La supervivencia de esta pintura al óleo sobre un lienzo de aproximadamente 8 metros por 3 metros es fruto de una cadena de actos políticos y transacciones de alta alcurnia, que permitieron que viviera toda una odisea para ser trasladada de los monasterios italianos al museo que la alberga actualmente en Londres, Inglaterra:
- El refugio cartujo (1591 – 1793): Tras salir del taller milanés de Leonardo Da Vinci, la pintura pasó a manos privadas hasta que en 1591 fue adquirida por el Monasterio de la Cartuja en Pavía (Certosa di Pavia). Allí permaneció colgada en el refectorio durante dos siglos, protegida de la luz directa y el vandalismo secular.
- La incautación austríaca y el paso por Brera (1793 – 1817): Con la llegada de las reformas ilustradas y la posterior supresión de las órdenes monásticas decretada por el Sacro Imperio Romano Germánico (bajo el control austríaco), el cuadro fue confiscado al monasterio. Pasó a custodiarse en los almacenes de la Academia de Bellas Artes de Brera en Milán, donde permaneció expuesta durante años.
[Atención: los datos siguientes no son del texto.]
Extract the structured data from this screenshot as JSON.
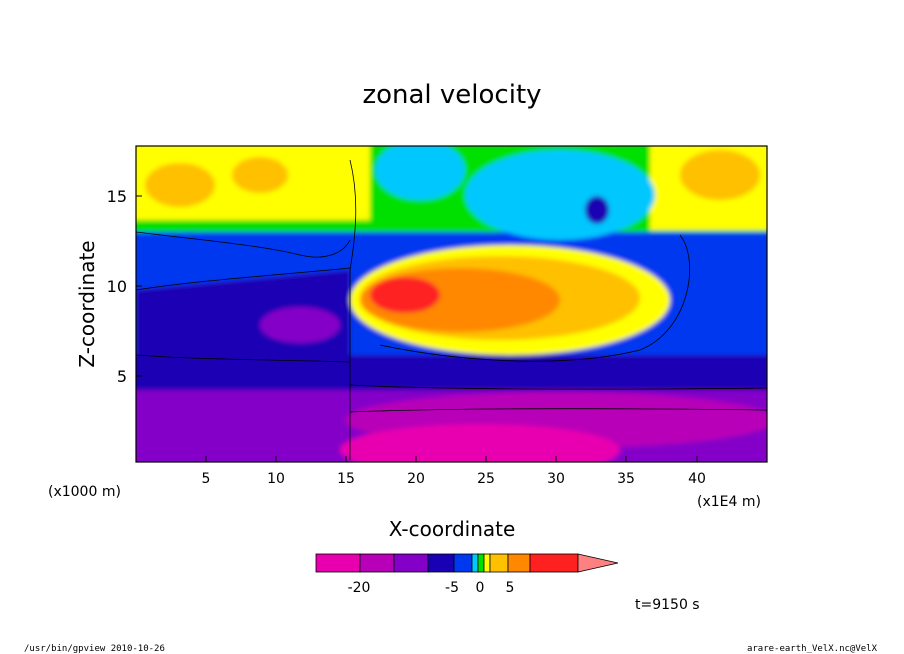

- El viaje a Londres y el rescate real (1817 – 1821): En 1817, tras las convulsiones de las Guerras Napoleónicas, la pintura fue enviada a Inglaterra con el propósito de ser vendida al mejor postor en el mercado de arte londinense. Durante cuatro años cautivó a los intelectuales británicos. Finalmente, en junio de 1821, bajo el impulso del célebre pintor Sir Thomas Lawrence, la Royal Academy of Arts reunió a su Asamblea General y pagó la “colosal” suma de 600 guineas a H. Fraville. Fue la adquisición más costosa de la institución en su época.
Una ventana privilegiada al arte sacro del Renacimiento
Más que una simple copia, esta versión de 1507 es considerada por historiadores como un “eco directo” del taller de Leonardo Da Vinci, ya que en ella no solo sobrevive la composición, sino también la intensidad espiritual y narrativa de una escena que refleja lo que pudo ser la última cena que tuvo Jesús con sus discípulos.
Para el fiel católico y el amante del arte, esta obra representa una posibilidad extraordinaria de contemplar La Última Cena no como la ha desgastado el tiempo en aquel muro del convento de Santa Maria delle Grazie, sino como pudo haberla visto el propio Leonardo hace más de cinco siglos al luego de que la terminara.